Med-RLVR: Emerging Medical Reasoning from a 3B base model via reinforcement Learning
Journal:
arXiv
Published Date:
Feb 27, 2025
Abstract
Reinforcement learning from verifiable rewards (RLVR) has recently gained
attention for its ability to elicit self-evolved reasoning capabilitie from
base language models without explicit reasoning supervisions, as demonstrated
by DeepSeek-R1. While prior work on RLVR has primarily focused on mathematical
and coding domains, its applicability to other tasks and domains remains
unexplored. In this work, we investigate whether medical reasoning can emerge
from RLVR. We introduce Med-RLVR as an initial study of RLVR in the medical
domain leveraging medical multiple-choice question answering (MCQA) data as
verifiable labels. Our results demonstrate that RLVR is not only effective for
math and coding but also extends successfully to medical question answering.

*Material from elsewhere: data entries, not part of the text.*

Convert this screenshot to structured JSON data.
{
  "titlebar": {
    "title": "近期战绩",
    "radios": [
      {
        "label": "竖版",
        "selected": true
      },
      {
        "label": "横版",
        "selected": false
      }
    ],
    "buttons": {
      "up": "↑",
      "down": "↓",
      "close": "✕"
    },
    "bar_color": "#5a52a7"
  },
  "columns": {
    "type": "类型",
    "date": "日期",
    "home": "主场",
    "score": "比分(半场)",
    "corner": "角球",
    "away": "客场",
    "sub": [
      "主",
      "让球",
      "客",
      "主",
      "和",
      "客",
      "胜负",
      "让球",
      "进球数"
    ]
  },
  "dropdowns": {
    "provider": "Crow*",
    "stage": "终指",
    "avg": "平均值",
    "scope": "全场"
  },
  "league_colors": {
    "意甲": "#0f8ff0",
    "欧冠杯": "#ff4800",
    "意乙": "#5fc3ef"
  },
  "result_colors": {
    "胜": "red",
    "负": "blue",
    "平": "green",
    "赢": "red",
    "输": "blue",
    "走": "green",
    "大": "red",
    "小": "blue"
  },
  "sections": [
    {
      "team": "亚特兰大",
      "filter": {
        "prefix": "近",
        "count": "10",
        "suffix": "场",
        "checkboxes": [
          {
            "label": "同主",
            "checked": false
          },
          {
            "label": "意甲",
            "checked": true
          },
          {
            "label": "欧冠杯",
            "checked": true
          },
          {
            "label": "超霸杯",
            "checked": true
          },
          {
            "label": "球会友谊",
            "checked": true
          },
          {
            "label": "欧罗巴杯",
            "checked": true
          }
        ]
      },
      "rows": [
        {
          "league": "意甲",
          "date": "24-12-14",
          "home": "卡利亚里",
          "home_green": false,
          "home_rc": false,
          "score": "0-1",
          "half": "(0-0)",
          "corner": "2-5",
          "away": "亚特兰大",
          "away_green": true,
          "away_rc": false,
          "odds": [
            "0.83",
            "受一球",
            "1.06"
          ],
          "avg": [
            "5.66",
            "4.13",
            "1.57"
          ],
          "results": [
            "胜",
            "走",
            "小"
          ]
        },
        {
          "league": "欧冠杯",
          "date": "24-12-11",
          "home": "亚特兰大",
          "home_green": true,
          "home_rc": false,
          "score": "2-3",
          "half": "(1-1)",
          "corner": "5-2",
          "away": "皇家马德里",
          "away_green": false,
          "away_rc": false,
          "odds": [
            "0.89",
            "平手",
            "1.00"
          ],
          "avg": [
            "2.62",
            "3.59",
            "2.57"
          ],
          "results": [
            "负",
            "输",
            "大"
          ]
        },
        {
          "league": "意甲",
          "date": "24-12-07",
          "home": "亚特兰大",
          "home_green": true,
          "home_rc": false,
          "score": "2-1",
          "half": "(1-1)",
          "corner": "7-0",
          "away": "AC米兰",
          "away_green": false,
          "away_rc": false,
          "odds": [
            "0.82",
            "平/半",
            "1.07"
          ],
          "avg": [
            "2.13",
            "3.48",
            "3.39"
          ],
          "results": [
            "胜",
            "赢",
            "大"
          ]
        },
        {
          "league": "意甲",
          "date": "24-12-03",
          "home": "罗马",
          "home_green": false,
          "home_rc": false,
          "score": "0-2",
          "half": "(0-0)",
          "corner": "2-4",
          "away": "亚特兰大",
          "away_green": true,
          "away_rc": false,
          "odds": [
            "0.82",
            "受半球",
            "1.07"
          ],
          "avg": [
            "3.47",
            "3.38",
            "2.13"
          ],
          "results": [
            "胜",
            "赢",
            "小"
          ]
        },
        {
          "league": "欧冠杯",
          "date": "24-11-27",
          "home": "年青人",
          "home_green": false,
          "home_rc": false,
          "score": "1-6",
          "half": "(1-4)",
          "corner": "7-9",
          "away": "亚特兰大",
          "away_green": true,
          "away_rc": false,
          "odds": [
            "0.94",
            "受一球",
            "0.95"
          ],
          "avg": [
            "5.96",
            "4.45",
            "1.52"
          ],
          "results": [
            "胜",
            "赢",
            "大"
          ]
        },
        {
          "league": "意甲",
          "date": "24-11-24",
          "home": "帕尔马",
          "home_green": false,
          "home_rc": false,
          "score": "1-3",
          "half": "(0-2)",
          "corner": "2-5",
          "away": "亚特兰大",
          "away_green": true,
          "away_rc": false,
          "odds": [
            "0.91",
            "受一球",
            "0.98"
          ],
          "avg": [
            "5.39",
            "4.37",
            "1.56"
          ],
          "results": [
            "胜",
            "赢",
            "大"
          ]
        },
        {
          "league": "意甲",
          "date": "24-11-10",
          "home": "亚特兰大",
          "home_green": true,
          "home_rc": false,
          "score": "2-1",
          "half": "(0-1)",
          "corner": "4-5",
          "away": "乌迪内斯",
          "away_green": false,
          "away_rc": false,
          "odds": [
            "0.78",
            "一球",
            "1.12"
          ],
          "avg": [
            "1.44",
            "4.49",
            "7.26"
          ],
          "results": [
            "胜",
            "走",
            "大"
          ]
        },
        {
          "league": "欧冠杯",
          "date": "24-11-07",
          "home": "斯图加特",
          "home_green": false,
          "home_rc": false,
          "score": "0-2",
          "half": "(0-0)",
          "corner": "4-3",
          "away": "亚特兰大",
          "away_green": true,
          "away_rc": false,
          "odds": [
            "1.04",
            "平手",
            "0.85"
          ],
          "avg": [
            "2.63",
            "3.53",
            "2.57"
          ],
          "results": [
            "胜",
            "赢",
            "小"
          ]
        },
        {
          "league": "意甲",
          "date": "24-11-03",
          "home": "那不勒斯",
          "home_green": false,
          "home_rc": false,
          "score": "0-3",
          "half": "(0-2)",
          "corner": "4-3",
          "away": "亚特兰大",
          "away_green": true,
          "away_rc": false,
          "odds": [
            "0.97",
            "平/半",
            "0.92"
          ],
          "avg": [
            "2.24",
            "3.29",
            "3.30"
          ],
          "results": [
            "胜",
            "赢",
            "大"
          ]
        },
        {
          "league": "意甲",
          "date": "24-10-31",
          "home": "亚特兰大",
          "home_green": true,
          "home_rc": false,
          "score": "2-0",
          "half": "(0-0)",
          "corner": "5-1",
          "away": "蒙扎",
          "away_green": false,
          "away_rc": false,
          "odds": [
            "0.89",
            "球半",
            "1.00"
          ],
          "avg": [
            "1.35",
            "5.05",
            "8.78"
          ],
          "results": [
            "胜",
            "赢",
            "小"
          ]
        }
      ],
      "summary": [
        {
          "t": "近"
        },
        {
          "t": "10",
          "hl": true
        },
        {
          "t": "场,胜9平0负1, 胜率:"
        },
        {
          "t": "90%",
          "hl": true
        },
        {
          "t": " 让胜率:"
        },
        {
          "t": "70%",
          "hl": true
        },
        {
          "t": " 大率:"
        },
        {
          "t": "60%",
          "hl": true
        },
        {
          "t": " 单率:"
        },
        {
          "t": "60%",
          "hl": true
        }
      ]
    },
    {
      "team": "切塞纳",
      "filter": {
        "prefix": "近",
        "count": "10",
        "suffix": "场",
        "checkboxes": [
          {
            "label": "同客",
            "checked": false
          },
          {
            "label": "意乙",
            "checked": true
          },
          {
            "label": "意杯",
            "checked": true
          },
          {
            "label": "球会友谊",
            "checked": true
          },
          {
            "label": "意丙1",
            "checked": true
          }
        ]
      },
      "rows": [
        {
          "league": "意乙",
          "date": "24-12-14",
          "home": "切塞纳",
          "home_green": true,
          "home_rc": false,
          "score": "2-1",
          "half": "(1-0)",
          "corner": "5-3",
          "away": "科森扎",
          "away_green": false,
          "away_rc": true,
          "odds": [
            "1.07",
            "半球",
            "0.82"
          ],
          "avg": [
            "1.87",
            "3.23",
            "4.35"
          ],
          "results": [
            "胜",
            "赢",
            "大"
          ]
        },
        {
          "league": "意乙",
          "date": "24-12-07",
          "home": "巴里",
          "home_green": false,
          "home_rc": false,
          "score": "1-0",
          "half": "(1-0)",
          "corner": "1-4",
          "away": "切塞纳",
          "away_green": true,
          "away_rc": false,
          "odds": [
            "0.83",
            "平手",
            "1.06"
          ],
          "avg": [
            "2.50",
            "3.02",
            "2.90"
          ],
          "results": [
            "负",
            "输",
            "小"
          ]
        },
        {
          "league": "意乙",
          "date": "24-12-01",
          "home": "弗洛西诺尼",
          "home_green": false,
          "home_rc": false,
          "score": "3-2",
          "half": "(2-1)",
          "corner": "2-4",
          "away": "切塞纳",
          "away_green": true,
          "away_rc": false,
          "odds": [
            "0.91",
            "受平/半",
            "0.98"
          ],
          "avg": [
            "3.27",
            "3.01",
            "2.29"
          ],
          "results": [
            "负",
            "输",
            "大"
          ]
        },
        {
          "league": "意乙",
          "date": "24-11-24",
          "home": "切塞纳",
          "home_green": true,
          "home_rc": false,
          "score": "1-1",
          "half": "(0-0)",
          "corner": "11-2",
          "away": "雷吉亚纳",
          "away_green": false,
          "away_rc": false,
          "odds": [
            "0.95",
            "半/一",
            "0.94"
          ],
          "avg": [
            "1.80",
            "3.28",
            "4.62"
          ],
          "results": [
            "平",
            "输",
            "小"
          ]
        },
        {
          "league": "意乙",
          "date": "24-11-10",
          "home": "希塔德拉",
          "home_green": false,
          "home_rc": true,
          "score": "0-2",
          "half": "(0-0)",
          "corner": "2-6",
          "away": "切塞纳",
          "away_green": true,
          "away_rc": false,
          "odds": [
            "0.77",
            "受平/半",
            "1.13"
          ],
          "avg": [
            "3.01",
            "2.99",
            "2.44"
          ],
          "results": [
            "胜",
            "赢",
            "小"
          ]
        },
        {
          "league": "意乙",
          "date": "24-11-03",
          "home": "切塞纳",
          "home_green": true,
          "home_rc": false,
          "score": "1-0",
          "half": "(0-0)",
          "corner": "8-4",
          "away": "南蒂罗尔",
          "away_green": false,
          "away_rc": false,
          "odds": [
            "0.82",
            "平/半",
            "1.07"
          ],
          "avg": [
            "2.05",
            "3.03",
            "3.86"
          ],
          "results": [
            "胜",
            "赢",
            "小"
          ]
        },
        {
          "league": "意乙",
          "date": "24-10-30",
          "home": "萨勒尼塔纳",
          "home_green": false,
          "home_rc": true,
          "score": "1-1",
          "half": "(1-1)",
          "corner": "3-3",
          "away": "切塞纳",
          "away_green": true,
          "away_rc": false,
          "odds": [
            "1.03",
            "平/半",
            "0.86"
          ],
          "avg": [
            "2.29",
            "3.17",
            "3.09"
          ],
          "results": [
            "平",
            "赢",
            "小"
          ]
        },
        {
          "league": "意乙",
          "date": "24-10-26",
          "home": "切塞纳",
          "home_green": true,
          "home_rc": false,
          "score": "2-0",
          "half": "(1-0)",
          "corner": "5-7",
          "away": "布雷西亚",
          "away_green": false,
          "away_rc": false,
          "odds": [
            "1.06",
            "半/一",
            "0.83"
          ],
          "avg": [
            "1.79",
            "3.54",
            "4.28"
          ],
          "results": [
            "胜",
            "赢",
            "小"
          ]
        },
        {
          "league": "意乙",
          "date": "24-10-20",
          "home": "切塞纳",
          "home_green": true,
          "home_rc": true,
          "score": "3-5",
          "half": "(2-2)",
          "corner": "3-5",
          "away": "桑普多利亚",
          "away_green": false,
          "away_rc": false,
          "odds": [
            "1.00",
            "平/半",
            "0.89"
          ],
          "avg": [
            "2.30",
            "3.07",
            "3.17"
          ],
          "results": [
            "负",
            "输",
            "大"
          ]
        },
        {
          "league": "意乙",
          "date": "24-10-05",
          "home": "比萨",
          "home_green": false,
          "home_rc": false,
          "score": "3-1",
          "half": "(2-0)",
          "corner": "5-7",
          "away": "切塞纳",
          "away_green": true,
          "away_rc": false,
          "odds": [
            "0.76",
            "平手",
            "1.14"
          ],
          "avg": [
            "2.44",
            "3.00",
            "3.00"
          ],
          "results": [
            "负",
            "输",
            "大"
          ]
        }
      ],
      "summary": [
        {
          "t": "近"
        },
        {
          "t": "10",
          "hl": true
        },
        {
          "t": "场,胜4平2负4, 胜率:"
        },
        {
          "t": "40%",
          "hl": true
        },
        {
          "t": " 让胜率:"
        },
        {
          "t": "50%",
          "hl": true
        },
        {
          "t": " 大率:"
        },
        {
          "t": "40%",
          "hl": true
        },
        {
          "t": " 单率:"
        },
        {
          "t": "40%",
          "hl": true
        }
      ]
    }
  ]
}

Notably, Med-RLVR achieves performance comparable to traditional supervised
fine-tuning (SFT) on in-distribution tasks while significantly improving
out-of-distribution generalization, with an 8-point accuracy gain. Further
analysis of training dynamics reveals that, with no explicit reasoning
supervision, reasoning emerges from the 3B-parameter base model. These findings
underscore the potential of RLVR in domains beyond math and coding, opening new
avenues for its application in knowledge-intensive fields such as medicine.